A Quantum Breakdown Model: from Many-body Localization to Chaos with Scars

TL;DR

This paper introduces a quantum fermion model simulating dielectric breakdown, revealing many-body localization, quantum chaos crossover, and exact scar states, advancing understanding of non-equilibrium quantum phenomena in disordered systems.

Contribution

The paper presents a new quantum fermion model exhibiting MBL, quantum chaos crossover, and exact scar states, with analytical and numerical analysis of breakdown phenomena.

Findings

Model exhibits many-body localization at large system sizes.

Existence of exact many-body scar flat band states.

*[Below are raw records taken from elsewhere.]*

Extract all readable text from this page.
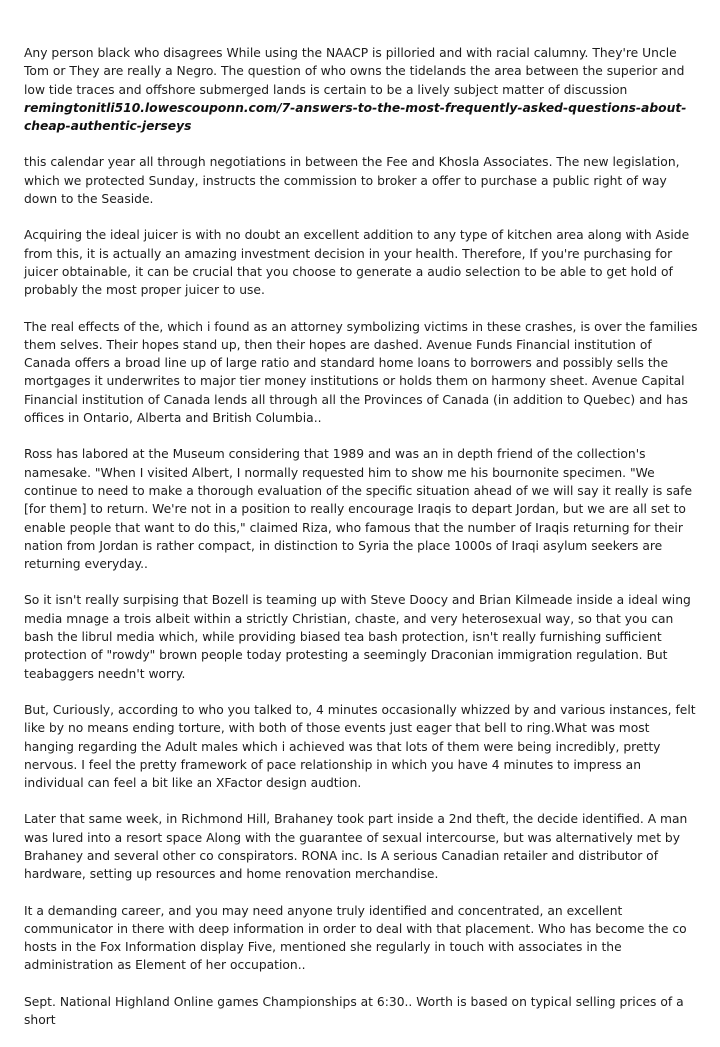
Any person black who disagrees While using the NAACP is pilloried and with racial calumny. They're Uncle Tom or They are really a Negro. The question of who owns the tidelands the area between the superior and low tide traces and offshore submerged lands is certain to be a lively subject matter of discussion
remingtonitli510.lowescouponn.com/7-answers-to-the-most-frequently-asked-questions-about-cheap-authentic-jerseys

this calendar year all through negotiations in between the Fee and Khosla Associates. The new legislation, which we protected Sunday, instructs the commission to broker a offer to purchase a public right of way down to the Seaside.

Acquiring the ideal juicer is with no doubt an excellent addition to any type of kitchen area along with Aside from this, it is actually an amazing investment decision in your health. Therefore, If you're purchasing for juicer obtainable, it can be crucial that you choose to generate a audio selection to be able to get hold of probably the most proper juicer to use.

The real effects of the, which i found as an attorney symbolizing victims in these crashes, is over the families them selves. Their hopes stand up, then their hopes are dashed. Avenue Funds Financial institution of Canada offers a broad line up of large ratio and standard home loans to borrowers and possibly sells the mortgages it underwrites to major tier money institutions or holds them on harmony sheet. Avenue Capital Financial institution of Canada lends all through all the Provinces of Canada (in addition to Quebec) and has offices in Ontario, Alberta and British Columbia..

Ross has labored at the Museum considering that 1989 and was an in depth friend of the collection's namesake. "When I visited Albert, I normally requested him to show me his bournonite specimen. "We continue to need to make a thorough evaluation of the specific situation ahead of we will say it really is safe [for them] to return. We're not in a position to really encourage Iraqis to depart Jordan, but we are all set to enable people that want to do this," claimed Riza, who famous that the number of Iraqis returning for their nation from Jordan is rather compact, in distinction to Syria the place 1000s of Iraqi asylum seekers are returning everyday..

So it isn't really surpising that Bozell is teaming up with Steve Doocy and Brian Kilmeade inside a ideal wing media mnage a trois albeit within a strictly Christian, chaste, and very heterosexual way, so that you can bash the librul media which, while providing biased tea bash protection, isn't really furnishing sufficient protection of "rowdy" brown people today protesting a seemingly Draconian immigration regulation. But teabaggers needn't worry.

But, Curiously, according to who you talked to, 4 minutes occasionally whizzed by and various instances, felt like by no means ending torture, with both of those events just eager that bell to ring.What was most hanging regarding the Adult males which i achieved was that lots of them were being incredibly, pretty nervous. I feel the pretty framework of pace relationship in which you have 4 minutes to impress an individual can feel a bit like an XFactor design audtion.

Later that same week, in Richmond Hill, Brahaney took part inside a 2nd theft, the decide identified. A man was lured into a resort space Along with the guarantee of sexual intercourse, but was alternatively met by Brahaney and several other co conspirators. RONA inc. Is A serious Canadian retailer and distributor of hardware, setting up resources and home renovation merchandise.

It a demanding career, and you may need anyone truly identified and concentrated, an excellent communicator in there with deep information in order to deal with that placement. Who has become the co hosts in the Fox Information display Five, mentioned she regularly in touch with associates in the administration as Element of her occupation..

Sept. National Highland Online games Championships at 6:30.. Worth is based on typical selling prices of a short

Breakdown phase depends on chemical potential and disorder strength.

Abstract

We propose a quantum model of fermions simulating the electrical breakdown process of dielectrics. The model consists of $M$ sites with $N$ fermion modes per site, and has a conserved charge $Q$. It has an on-site chemical potential $\mu$ with disorder $W$, and an interaction of strength $J$ restricting each fermion to excite two more fermions when moving forward by one site. We show the $N=3$ model with disorder $W=0$ show a Hilbert space fragmentation and is exactly solvable except for very few Krylov subspaces. The analytical solution shows that the $N=3$ model exhibits many-body localization (MBL) as $M\rightarrow\infty$, which is stable against $W>0$ as our exact diagonalization (ED) shows. At $N>3$, our ED suggests a MBL to quantum chaos crossover at small $W$ as $M/N$ decreases across $1$, and persistent MBL at large $W$. At $W=0$, an exactly solvable many-body scar flat band exists in many charge $Q$ sectors, which has a nonzero measure in the thermodynamic limit. We further calculate the time evolution of a fermion added to the particle vacuum, which shows a breakdown (dielectric) phase when $\mu/J<1/2$ ($\mu/J>1/2$) if $W\ll J$, and no breakdown if $W\gg J$.